MOI: How things have changed contrasting it to today’s environment where most people can’t get enough of the financial services industry and that seems to be the career choice of most graduates today. So in a way, a very different environment than when you first started. In terms of your investment approach, you describe it as common sense business investing and you talk about the four pillars of successful business investors. Tell us what you mean by that.

Sarbit: Being just common sense – it’s just saying forget about numbers and just think about buying a business. If you were going to buy a business, if you wanted to go into a private business somewhere, how would you perceive it? How would you think about it to be successful?

I derived a lot of this from Warren Buffett, of course. But he thinks business. He is very much a rational business investor. He’s not a stock market guy, he’s a business owner – that’s how he perceives himself.

When I look at how successful businesspeople have achieved their wealth, all I’m trying to do is copy what they have done—just duplicate as much as possible how a successful business owner and manager has behaved in the past.

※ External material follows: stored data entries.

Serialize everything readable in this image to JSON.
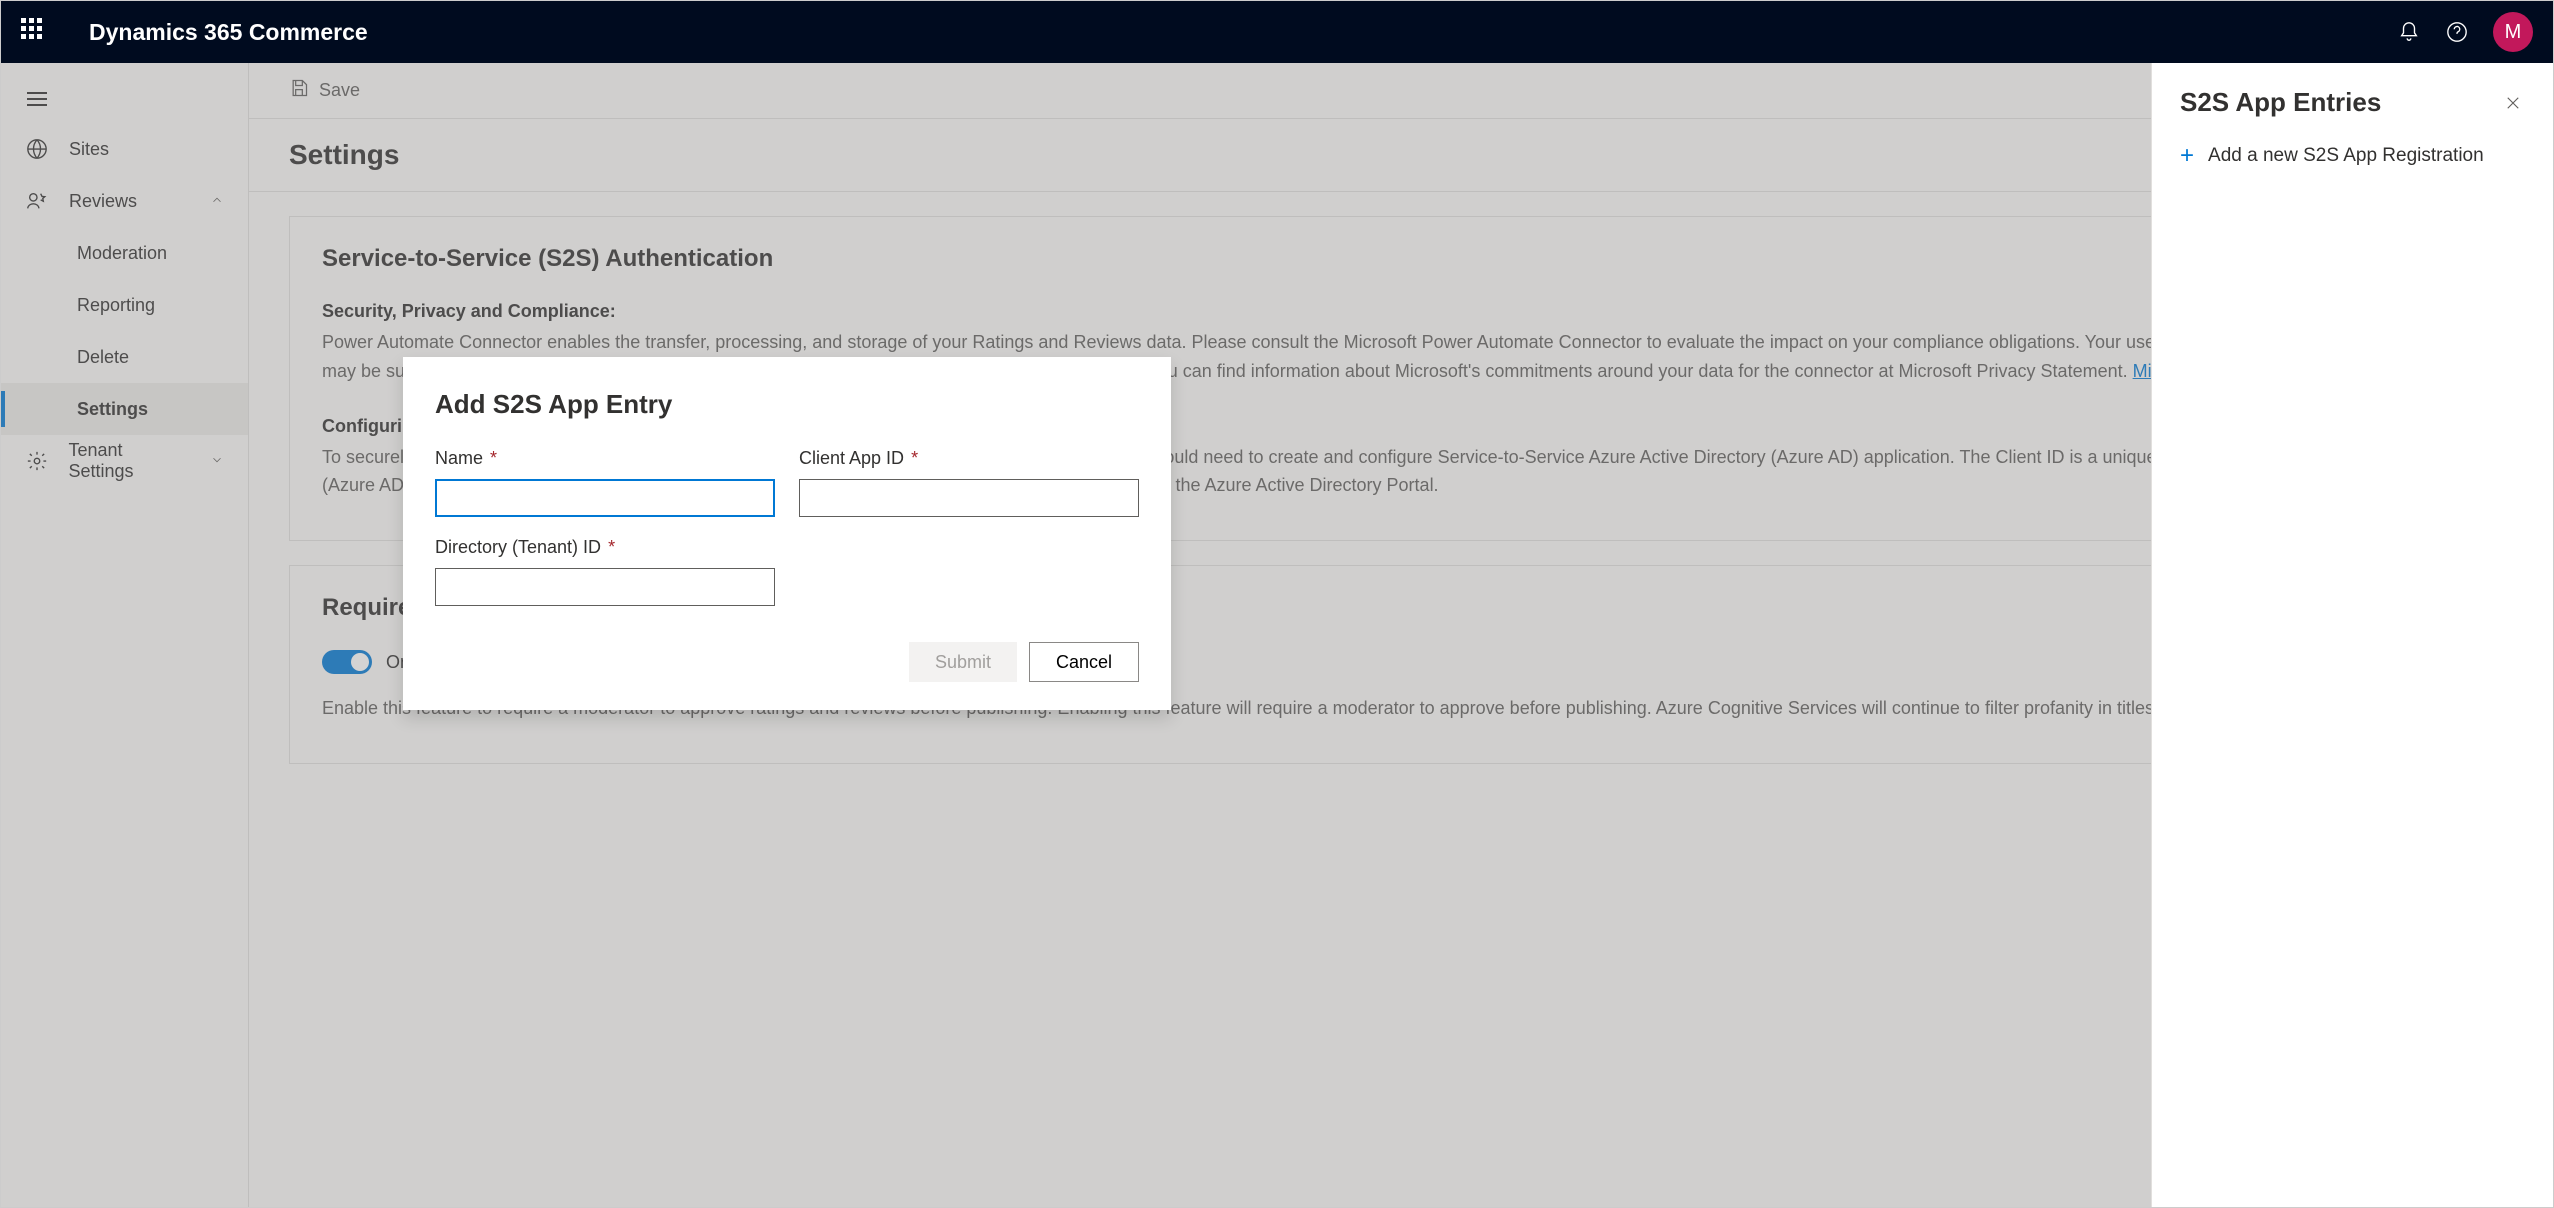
{
  "header": {
    "app_title": "Dynamics 365 Commerce",
    "avatar_initial": "M"
  },
  "sidebar": {
    "items": [
      {
        "label": "Sites"
      },
      {
        "label": "Reviews"
      },
      {
        "label": "Moderation"
      },
      {
        "label": "Reporting"
      },
      {
        "label": "Delete"
      },
      {
        "label": "Settings"
      },
      {
        "label": "Tenant Settings"
      }
    ]
  },
  "toolbar": {
    "save_label": "Save"
  },
  "page": {
    "title": "Settings"
  },
  "s2s_card": {
    "title": "Service-to-Service (S2S) Authentication",
    "security_heading": "Security, Privacy and Compliance:",
    "security_text": "Power Automate Connector enables the transfer, processing, and storage of your Ratings and Reviews data. Please consult the Microsoft Power Automate Connector to evaluate the impact on your compliance obligations. Your use of Microsoft Power Automate connector may be subject to a different security, compliance geography or commitment and privacy commitments. You can find information about Microsoft's commitments around your data for the connector at Microsoft Privacy Statement. ",
    "privacy_link": "Microsoft Privacy Statement",
    "config_heading": "Configuring Service-to-service Application:",
    "config_text": "To securely access ratings and reviews service APIs such as Microsoft Power Automate Connector, you would need to create and configure Service-to-Service Azure Active Directory (Azure AD) application. The Client ID is a unique identifier that Azure Active Directory (Azure AD) assigns to your application. You can find the Client ID assigned by the Azure Active Directory in the Azure Active Directory Portal."
  },
  "moderator_card": {
    "title": "Require moderator for ratings and reviews",
    "toggle_label": "On",
    "description": "Enable this feature to require a moderator to approve ratings and reviews before publishing. Enabling this feature will require a moderator to approve before publishing. Azure Cognitive Services will continue to filter profanity in titles and content."
  },
  "right_panel": {
    "title": "S2S App Entries",
    "add_action": "Add a new S2S App Registration"
  },
  "modal": {
    "title": "Add S2S App Entry",
    "name_label": "Name",
    "client_label": "Client App ID",
    "tenant_label": "Directory (Tenant) ID",
    "name_value": "",
    "client_value": "",
    "tenant_value": "",
    "submit_label": "Submit",
    "cancel_label": "Cancel"
  }
}
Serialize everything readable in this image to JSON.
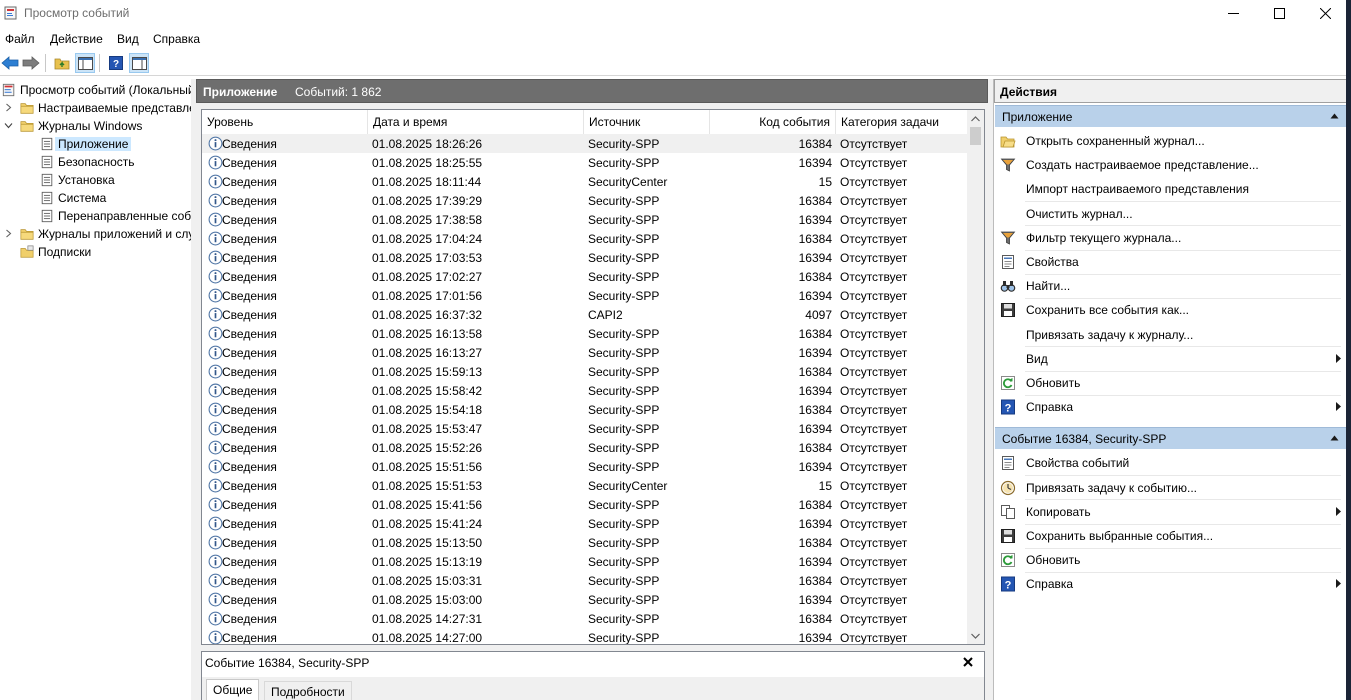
{
  "window": {
    "title": "Просмотр событий"
  },
  "menu": [
    "Файл",
    "Действие",
    "Вид",
    "Справка"
  ],
  "tree": [
    {
      "label": "Просмотр событий (Локальный)",
      "icon": "event-viewer-icon",
      "level": 0,
      "expander": "none"
    },
    {
      "label": "Настраиваемые представления",
      "icon": "folder-icon",
      "level": 1,
      "expander": "collapsed"
    },
    {
      "label": "Журналы Windows",
      "icon": "folder-icon",
      "level": 1,
      "expander": "expanded"
    },
    {
      "label": "Приложение",
      "icon": "log-icon",
      "level": 2,
      "expander": "none",
      "selected": true
    },
    {
      "label": "Безопасность",
      "icon": "log-icon",
      "level": 2,
      "expander": "none"
    },
    {
      "label": "Установка",
      "icon": "log-icon",
      "level": 2,
      "expander": "none"
    },
    {
      "label": "Система",
      "icon": "log-icon",
      "level": 2,
      "expander": "none"
    },
    {
      "label": "Перенаправленные события",
      "icon": "log-icon",
      "level": 2,
      "expander": "none"
    },
    {
      "label": "Журналы приложений и служб",
      "icon": "folder-icon",
      "level": 1,
      "expander": "collapsed"
    },
    {
      "label": "Подписки",
      "icon": "subscriptions-icon",
      "level": 1,
      "expander": "none"
    }
  ],
  "center": {
    "title": "Приложение",
    "count": "Событий: 1 862",
    "columns": [
      "Уровень",
      "Дата и время",
      "Источник",
      "Код события",
      "Категория задачи"
    ],
    "rows": [
      [
        "Сведения",
        "01.08.2025 18:26:26",
        "Security-SPP",
        "16384",
        "Отсутствует"
      ],
      [
        "Сведения",
        "01.08.2025 18:25:55",
        "Security-SPP",
        "16394",
        "Отсутствует"
      ],
      [
        "Сведения",
        "01.08.2025 18:11:44",
        "SecurityCenter",
        "15",
        "Отсутствует"
      ],
      [
        "Сведения",
        "01.08.2025 17:39:29",
        "Security-SPP",
        "16384",
        "Отсутствует"
      ],
      [
        "Сведения",
        "01.08.2025 17:38:58",
        "Security-SPP",
        "16394",
        "Отсутствует"
      ],
      [
        "Сведения",
        "01.08.2025 17:04:24",
        "Security-SPP",
        "16384",
        "Отсутствует"
      ],
      [
        "Сведения",
        "01.08.2025 17:03:53",
        "Security-SPP",
        "16394",
        "Отсутствует"
      ],
      [
        "Сведения",
        "01.08.2025 17:02:27",
        "Security-SPP",
        "16384",
        "Отсутствует"
      ],
      [
        "Сведения",
        "01.08.2025 17:01:56",
        "Security-SPP",
        "16394",
        "Отсутствует"
      ],
      [
        "Сведения",
        "01.08.2025 16:37:32",
        "CAPI2",
        "4097",
        "Отсутствует"
      ],
      [
        "Сведения",
        "01.08.2025 16:13:58",
        "Security-SPP",
        "16384",
        "Отсутствует"
      ],
      [
        "Сведения",
        "01.08.2025 16:13:27",
        "Security-SPP",
        "16394",
        "Отсутствует"
      ],
      [
        "Сведения",
        "01.08.2025 15:59:13",
        "Security-SPP",
        "16384",
        "Отсутствует"
      ],
      [
        "Сведения",
        "01.08.2025 15:58:42",
        "Security-SPP",
        "16394",
        "Отсутствует"
      ],
      [
        "Сведения",
        "01.08.2025 15:54:18",
        "Security-SPP",
        "16384",
        "Отсутствует"
      ],
      [
        "Сведения",
        "01.08.2025 15:53:47",
        "Security-SPP",
        "16394",
        "Отсутствует"
      ],
      [
        "Сведения",
        "01.08.2025 15:52:26",
        "Security-SPP",
        "16384",
        "Отсутствует"
      ],
      [
        "Сведения",
        "01.08.2025 15:51:56",
        "Security-SPP",
        "16394",
        "Отсутствует"
      ],
      [
        "Сведения",
        "01.08.2025 15:51:53",
        "SecurityCenter",
        "15",
        "Отсутствует"
      ],
      [
        "Сведения",
        "01.08.2025 15:41:56",
        "Security-SPP",
        "16384",
        "Отсутствует"
      ],
      [
        "Сведения",
        "01.08.2025 15:41:24",
        "Security-SPP",
        "16394",
        "Отсутствует"
      ],
      [
        "Сведения",
        "01.08.2025 15:13:50",
        "Security-SPP",
        "16384",
        "Отсутствует"
      ],
      [
        "Сведения",
        "01.08.2025 15:13:19",
        "Security-SPP",
        "16394",
        "Отсутствует"
      ],
      [
        "Сведения",
        "01.08.2025 15:03:31",
        "Security-SPP",
        "16384",
        "Отсутствует"
      ],
      [
        "Сведения",
        "01.08.2025 15:03:00",
        "Security-SPP",
        "16394",
        "Отсутствует"
      ],
      [
        "Сведения",
        "01.08.2025 14:27:31",
        "Security-SPP",
        "16384",
        "Отсутствует"
      ],
      [
        "Сведения",
        "01.08.2025 14:27:00",
        "Security-SPP",
        "16394",
        "Отсутствует"
      ]
    ],
    "row_icon": "info-icon"
  },
  "detail": {
    "title": "Событие 16384, Security-SPP",
    "tabs": [
      "Общие",
      "Подробности"
    ]
  },
  "actions": {
    "title": "Действия",
    "sections": [
      {
        "label": "Приложение",
        "items": [
          {
            "label": "Открыть сохраненный журнал...",
            "icon": "open-log-icon"
          },
          {
            "label": "Создать настраиваемое представление...",
            "icon": "filter-icon"
          },
          {
            "label": "Импорт настраиваемого представления",
            "icon": ""
          },
          {
            "label": "Очистить журнал...",
            "icon": "",
            "sep_before": true
          },
          {
            "label": "Фильтр текущего журнала...",
            "icon": "filter-icon",
            "sep_before": true
          },
          {
            "label": "Свойства",
            "icon": "properties-icon",
            "sep_before": true
          },
          {
            "label": "Найти...",
            "icon": "find-icon",
            "sep_before": true
          },
          {
            "label": "Сохранить все события как...",
            "icon": "save-icon",
            "sep_before": true
          },
          {
            "label": "Привязать задачу к журналу...",
            "icon": ""
          },
          {
            "label": "Вид",
            "icon": "",
            "submenu": true,
            "sep_before": true
          },
          {
            "label": "Обновить",
            "icon": "refresh-icon",
            "sep_before": true
          },
          {
            "label": "Справка",
            "icon": "help-icon",
            "submenu": true,
            "sep_before": true
          }
        ]
      },
      {
        "label": "Событие 16384, Security-SPP",
        "items": [
          {
            "label": "Свойства событий",
            "icon": "event-properties-icon"
          },
          {
            "label": "Привязать задачу к событию...",
            "icon": "task-icon",
            "sep_before": true
          },
          {
            "label": "Копировать",
            "icon": "copy-icon",
            "submenu": true,
            "sep_before": true
          },
          {
            "label": "Сохранить выбранные события...",
            "icon": "save-icon",
            "sep_before": true
          },
          {
            "label": "Обновить",
            "icon": "refresh-icon",
            "sep_before": true
          },
          {
            "label": "Справка",
            "icon": "help-icon",
            "submenu": true,
            "sep_before": true
          }
        ]
      }
    ]
  }
}
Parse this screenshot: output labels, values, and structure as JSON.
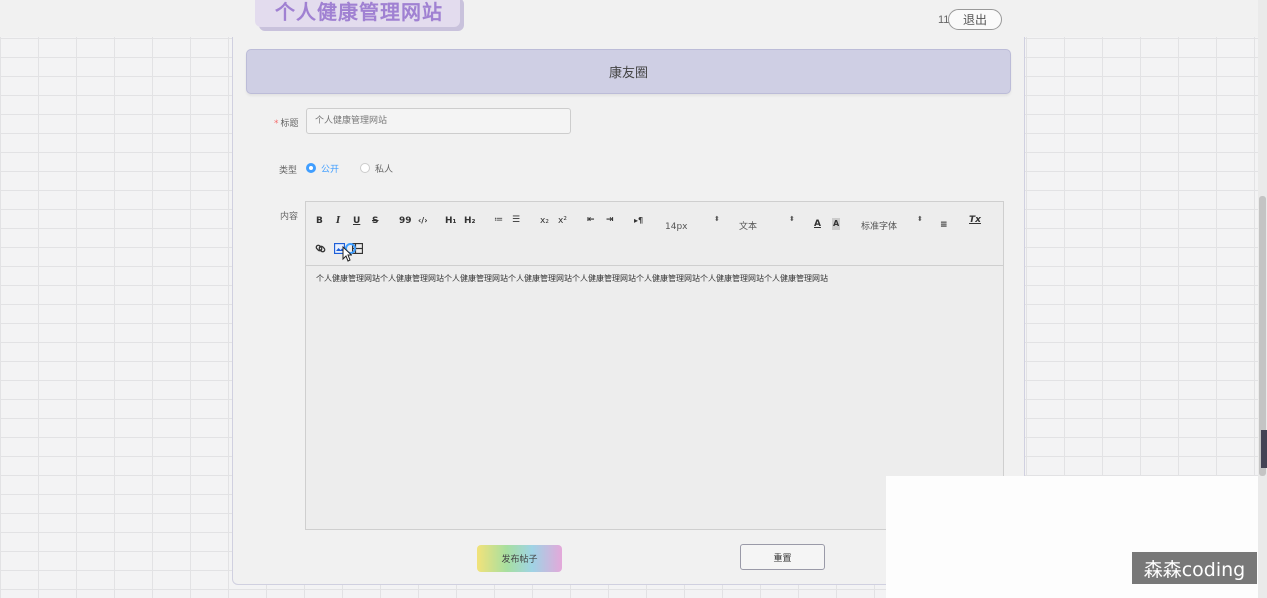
{
  "header": {
    "site_title": "个人健康管理网站",
    "user_count": "11",
    "logout_label": "退出"
  },
  "banner": {
    "title": "康友圈"
  },
  "form": {
    "title_label": "标题",
    "required_mark": "*",
    "title_value": "个人健康管理网站",
    "type_label": "类型",
    "type_options": [
      {
        "label": "公开",
        "selected": true
      },
      {
        "label": "私人",
        "selected": false
      }
    ],
    "content_label": "内容"
  },
  "editor": {
    "toolbar": {
      "bold": "B",
      "italic": "I",
      "underline": "U",
      "strike": "S",
      "blockquote": "99",
      "code": "‹/›",
      "h1": "H₁",
      "h2": "H₂",
      "ordered_list": "≔",
      "bullet_list": "☰",
      "subscript": "x₂",
      "superscript": "x²",
      "outdent": "⇤",
      "indent": "⇥",
      "direction": "▸¶",
      "font_size": "14px",
      "header_select": "文本",
      "font_color": "A",
      "background_color": "A",
      "font_family": "标准字体",
      "align": "≡",
      "clean": "Tx"
    },
    "content": "个人健康管理网站个人健康管理网站个人健康管理网站个人健康管理网站个人健康管理网站个人健康管理网站个人健康管理网站个人健康管理网站"
  },
  "actions": {
    "submit_label": "发布帖子",
    "reset_label": "重置"
  },
  "watermark": "森森coding",
  "colors": {
    "accent": "#409eff",
    "brand": "#a081d2",
    "banner_bg": "#cfcfe4",
    "required": "#f56c6c"
  }
}
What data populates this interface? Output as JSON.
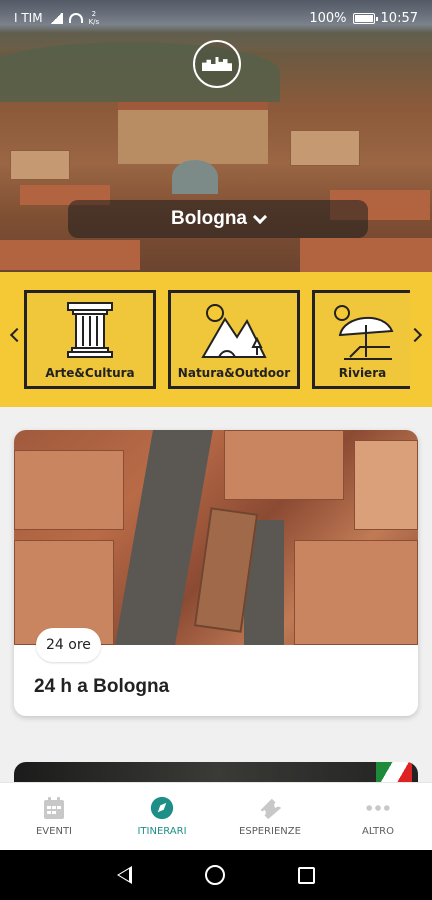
{
  "status_bar": {
    "carrier": "I TIM",
    "net_speed_top": "2",
    "net_speed_bottom": "K/s",
    "battery": "100%",
    "time": "10:57"
  },
  "header": {
    "logo_icon": "city-skyline-logo",
    "city": "Bologna"
  },
  "categories": [
    {
      "label": "Arte&Cultura",
      "icon": "column-icon"
    },
    {
      "label": "Natura&Outdoor",
      "icon": "mountains-icon"
    },
    {
      "label": "Riviera",
      "icon": "beach-umbrella-icon"
    }
  ],
  "itineraries": [
    {
      "duration": "24 ore",
      "title": "24 h a Bologna"
    }
  ],
  "bottom_nav": [
    {
      "label": "EVENTI",
      "icon": "calendar-icon"
    },
    {
      "label": "ITINERARI",
      "icon": "compass-icon"
    },
    {
      "label": "ESPERIENZE",
      "icon": "ticket-icon"
    },
    {
      "label": "ALTRO",
      "icon": "more-dots-icon"
    }
  ],
  "colors": {
    "accent_yellow": "#f5c935",
    "active_teal": "#1e8f87",
    "text_dark": "#222222"
  }
}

What they have, the first pillar we would say is buy a wonderful business. A terrific business is a business that has terrific characteristics: It has a sustainable competitive advantage. I don’t know if you want me to go into these in any amount of detail, but first and foremost you have a business that has terrific characteristics that mean that its odds of success are going way up. Again, that’s just rational. That’s what businesspeople do all the time. They care about price or what they pay for it, but first and foremost it has to be a terrific business. They don’t mind paying a bit more for something that is truly, truly great.

The other thing that successful businesspeople have done is they have almost always done it in one business. They have not done it in a well-diversified portfolio of stocks – that is not how wealth is created. It is created almost every time in one business. Occasionally two businesses, but you don’t see a hundred businesses. That just is not how it’s done.

You can’t manage hundreds of businesses. You can’t understand hundreds of businesses. And you end up as Warren Buffett says – you end up “diworsifying” your efforts. And that is the exact opposite way to which successful businesspeople have behaved.

And of course, it takes time to build a business. You don’t get instant returns. Building a business, if you own and run a business, it’s a multi-year, multi-decade, perhaps generational process of growth.

People in the stock market seem to think that they should be given returns on a regular and short term basis. If you think in that fashion, if you approach it as a rational business owner and keep this top of mind, and start with those principles, you have a far greater probability of creating wealth.

MOI: You hear a lot of people say they’d like to buy a wonderful business and pay a bargain price for it. Perhaps you can talk a bit about the dilemma here and the reasons why wonderful businesses become attractively priced. Give us a sense of how you generate such ideas.